The Globular Cluster System in M87: A Wide-Field Study with CFHT/Megacam

TL;DR

This wide-field study of M87's globular cluster system reveals bimodal metallicity distributions, spatial extensions, and a mass/metallicity relation, providing insights into their formation and evolution.

Contribution

The study provides the first deep, wide-field photometric analysis of M87's GCS, revealing detailed spatial and metallicity structures and a nonlinear mass/metallicity relation.

Findings

Blue GCs are more spatially extended than red GCs.

Both GC subpopulations show radial metallicity gradients.

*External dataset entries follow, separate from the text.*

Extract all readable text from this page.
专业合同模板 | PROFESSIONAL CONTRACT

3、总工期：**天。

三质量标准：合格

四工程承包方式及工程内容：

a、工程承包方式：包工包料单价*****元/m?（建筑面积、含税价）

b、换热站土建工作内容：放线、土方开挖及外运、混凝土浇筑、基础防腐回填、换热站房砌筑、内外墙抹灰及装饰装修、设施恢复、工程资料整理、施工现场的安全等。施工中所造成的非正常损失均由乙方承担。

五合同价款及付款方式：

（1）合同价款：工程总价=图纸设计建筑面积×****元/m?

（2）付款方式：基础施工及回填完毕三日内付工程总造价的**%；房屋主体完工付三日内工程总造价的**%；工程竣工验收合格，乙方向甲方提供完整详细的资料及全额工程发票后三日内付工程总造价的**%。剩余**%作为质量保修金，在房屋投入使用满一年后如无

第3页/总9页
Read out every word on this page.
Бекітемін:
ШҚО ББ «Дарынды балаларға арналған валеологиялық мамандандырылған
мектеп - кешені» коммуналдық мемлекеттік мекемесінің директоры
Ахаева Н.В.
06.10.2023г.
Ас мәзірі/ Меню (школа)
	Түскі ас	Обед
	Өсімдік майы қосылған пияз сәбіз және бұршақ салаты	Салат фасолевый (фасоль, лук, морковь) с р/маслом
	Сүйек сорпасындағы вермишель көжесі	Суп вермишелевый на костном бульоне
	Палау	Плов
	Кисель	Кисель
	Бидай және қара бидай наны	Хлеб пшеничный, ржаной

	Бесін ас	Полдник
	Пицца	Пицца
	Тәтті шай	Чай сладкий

A significant mass/metallicity relation exists for blue GCs.

Abstract

CFHT Megacam data in (g',r',i') are used to obtain deep, wide-field photometry of the globular cluster system (GCS) around M87. A total of 6200 GCs brighter than M_I = -8.5 are included in the study, essentially containing almost the entire bright half of the total GC population in the galaxy. The classic bimodal metal-poor and metal-rich sequences of GCs show up clearly; while the spatial distribution of the GCs can be traced detectably outward to more than 100 kpc, the blue, metal-poor subpopulation is very much more spatially extended than the red subpopulation. Both the red and blue GC subsystems have radial metallicity gradients, where mean heavy-element abundance scales with projected galactocentric distance as Z ~ R^{-0.12} (blue) and R^{-0.17} (red). The blue sequence exhibits a strongly significant mass/metallicity relation (MMR) in which the mean metallicity gradually increases with cluster luminosity as Z ~ L^{0.25 \pm 0.05} for the luminosity range M_I < -10. However, this relation is also clearly nonlinear, becoming vertical at fainter levels. The MMR can be understood as the result of self-enrichment within the most massive metal-poor GCs during their formation. In giant elliptical galaxies, the red GCs are likely to represent a broad composite population formed during several major starbursts. If so, the red sequence might display a population-based MMR that could in principle be either positive or negative.